Zabiegi kształtujące pośladki z zastosowaniem kwasu polimlekowego, kwasu hialuronowego, lipotransferu czy implantów choć oferują efektowną poprawę sylwetki, niosą ze sobą również potencjalne ryzyko powikłań. Jak je zminimalizować - wyjaśnia ekspert portalu „Twoje Zdrowie” dr Marek Wasiluk.

Procedury estetyczne, które polegają na wstrzykiwaniu preparatów modelujących, są teoretycznie mniej inwazyjne niż chirurgiczne operacje z użyciem implantów. Niemniej jednak nawet te "łagodniejsze" metody mogą być niebezpieczne. Dlaczego? Jak wyjaśnia dr Marek Wasiluk, kluczowe jest miejsce i sposób podania preparatu - w przypadku pośladków wprowadza się go do tkanki tłuszczowej. Niewłaściwe podanie, szczególnie zbyt głęboko, może doprowadzić do uszkodzenia mięśni. Mięśnie są intensywnie ukrwione, dlatego uszkodzenie naczyń krwionośnych może spowodować przedostanie się mikrocząsteczek substancji do układu krążenia. Gdy dostaną się one do dużych żył, mogą z serca przedostać się do płuc, prowadząc do zatorowości płucnej, a nawet śmierci - przestrzega.

Do innych powikłań należą reakcje alergiczne, stany zapalne, ropnie, a w skrajnych przypadkach - sepsa. Związane jest to z dużą ilością preparatu - w przypadku pośladków mowa nawet o 100 ml, co stanowi znaczną objętość ciała obcego. Taka ilość może stać się doskonałą pożywką dla bakterii, zwłaszcza jeśli zabieg nie zostanie wykonany w odpowiednio sterylnych warunkach.
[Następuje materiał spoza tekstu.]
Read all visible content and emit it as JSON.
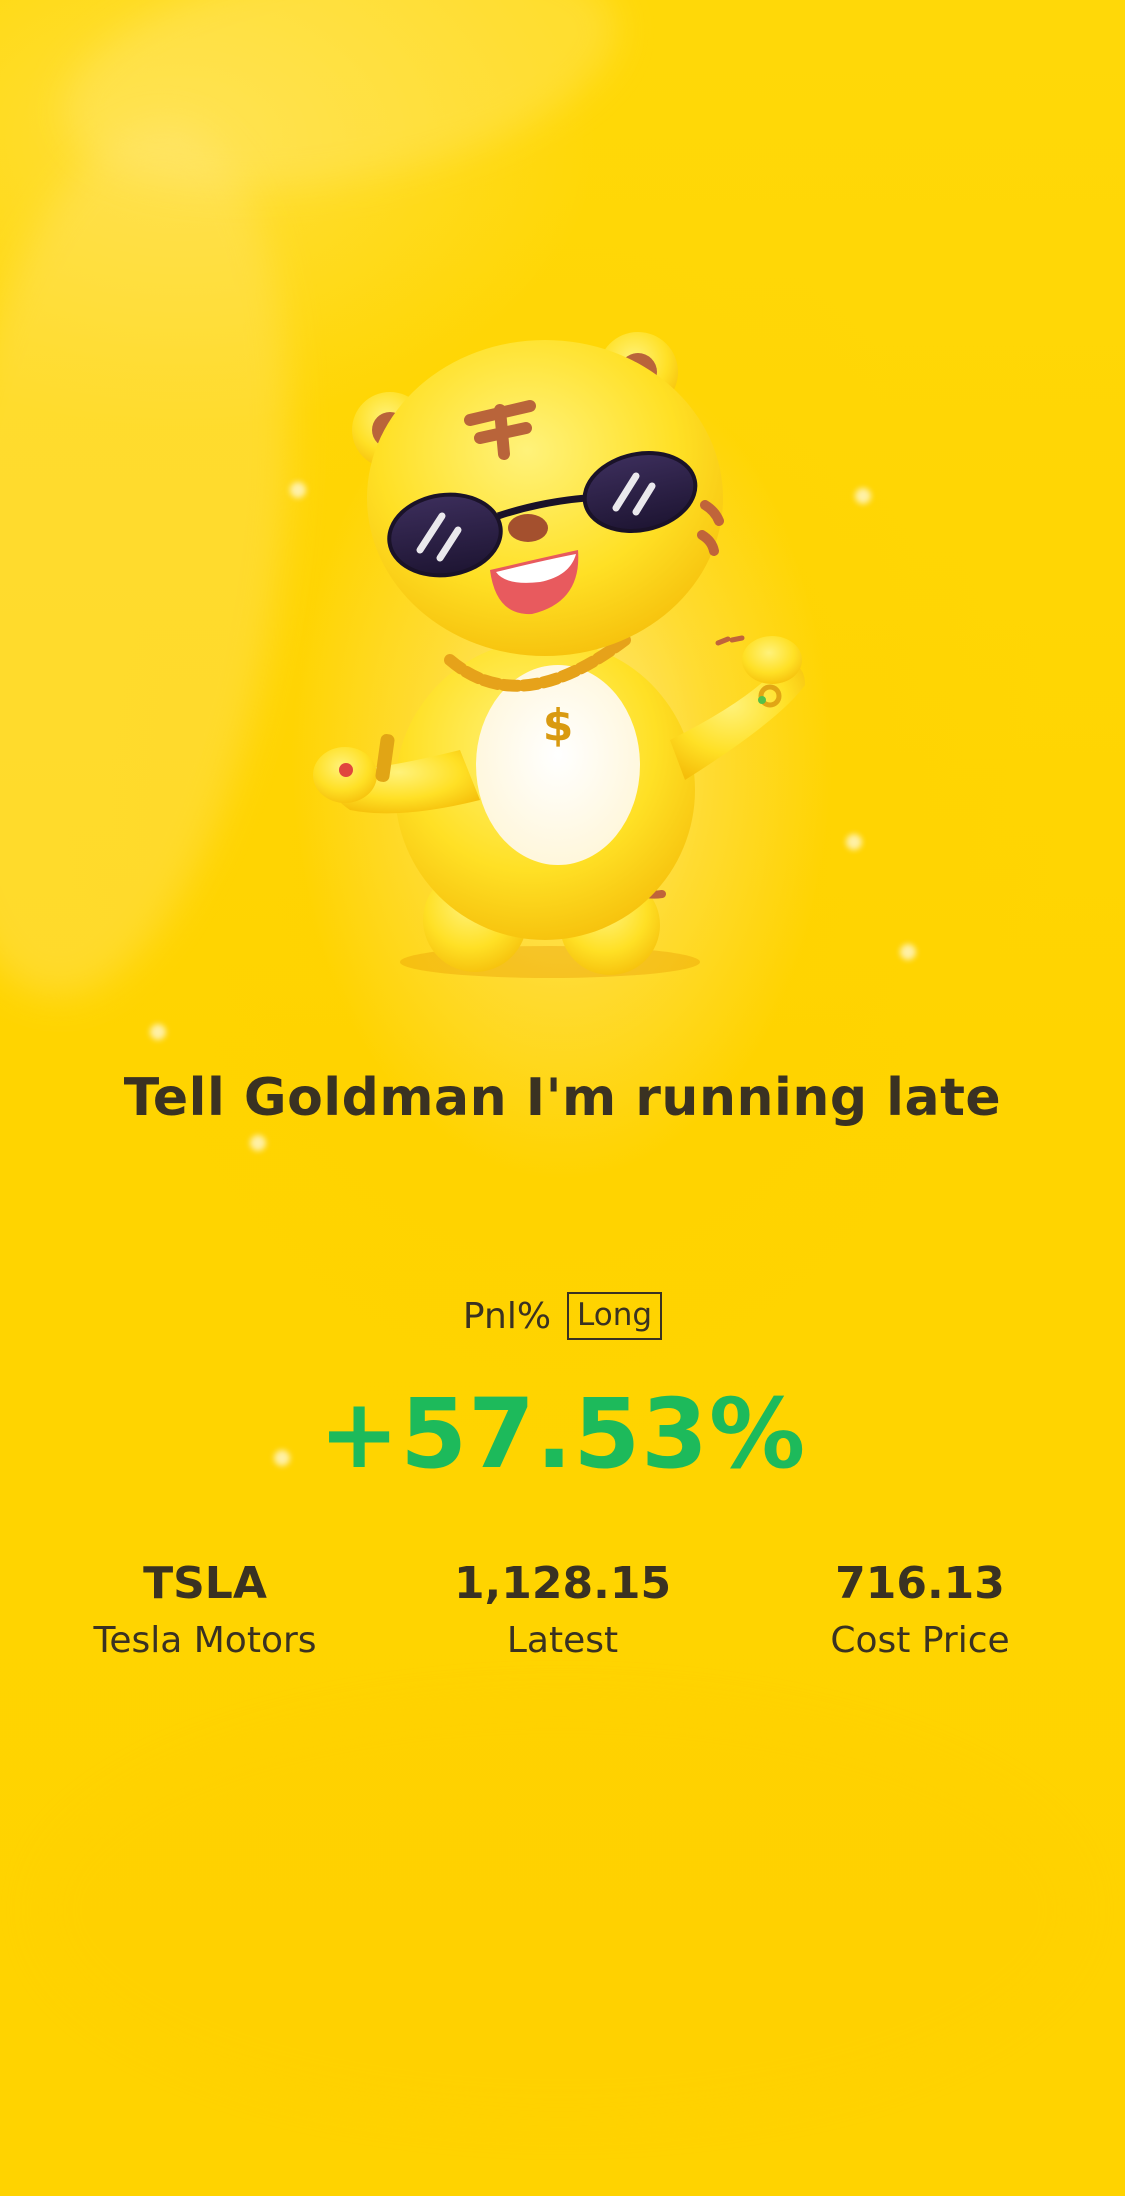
{
  "card": {
    "tagline": "Tell Goldman I'm running late",
    "pnl_label": "Pnl%",
    "position_badge": "Long",
    "pnl_value": "+57.53%",
    "pnl_color": "#1DBA5B",
    "background_color": "#FFD500"
  },
  "mascot": {
    "icon": "tiger-mascot-sunglasses-icon",
    "pendant_symbol": "$"
  },
  "stats": [
    {
      "value": "TSLA",
      "label": "Tesla Motors"
    },
    {
      "value": "1,128.15",
      "label": "Latest"
    },
    {
      "value": "716.13",
      "label": "Cost Price"
    }
  ]
}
Jak się zabezpieczyć przed powikłaniami?

Jak wyjaśnia dr Marek Wasiluk doświadczenie i kwalifikacje specjalisty to podstawa. Zabieg powinien być przeprowadzany wyłącznie przez lekarza, który posiada doświadczenie w tego rodzaju procedurach. Niewłaściwa technika to najkrótsza droga do powikłań - podkreśla ekspert portalu "Twoje Zdrowie".

Prawidłowa kwalifikacja pacjenta jest równie ważna. Przed wykonaniem zabiegu należy upewnić się, że pacjent jest w pełni zdrowy i nie ma żadnych aktywnych infekcji. Istotne jest również, aby problem estetyczny rzeczywiście kwalifikował się do leczenia daną metodą.

Sterylność i jakość materiałów to niezbędne elementy. Warunki zabiegowe powinny być maksymalnie sterylne. Używany materiał lub implant musi być najwyższej jakości - nie tylko ze względów estetycznych, ale przede wszystkim bezpieczeństwa.

Stopniowe modelowanie jest bardziej bezpieczne. Zamiast dążyć do efektu końcowego w jednej sesji, warto rozłożyć modelowanie pośladków na kilka etapów. Pozwoli to na lepsze kontrolowanie efektu i zmniejszy ryzyko reakcji organizmu na duże dawki obcej substancji.

Przegląd metod modelowania pośladków i ich ryzyka

Kwas polimlekowy to najbezpieczniejsza z dostępnych metod, szczególnie jeśli pacjent został właściwie zakwalifikowany. Ryzyko sepsy czy zatorowości jest minimalne. Może jednak prowadzić do powstawania grudek. Daje najbardziej naturalny efekt.

Kwas hialuronowy choć popularny, wiąże się z największym ryzykiem stanu zapalnego i nietolerancji. Efekty wizualne są najmniej trwałe i często mniej estetyczne - pośladki stają się twarde, mogą wystąpić obrzęki i przesunięcia preparatu.

Lipotransfer (przeszczep własnego tłuszczu) uważany jest za naturalną metodę, ale obarczony dużym ryzykiem zatorowości. Uzyskanie odpowiedniej ilości tłuszczu jest trudne, a sam zabieg wymaga precyzji i doświadczenia.

Implanty choć eliminują ryzyko zatorowości i sepsy, niosą ze sobą problemy natury estetycznej - efekt może być nienaturalny. Z drugiej strony, zapewniają najbardziej spektakularny i trwały efekt wizualny.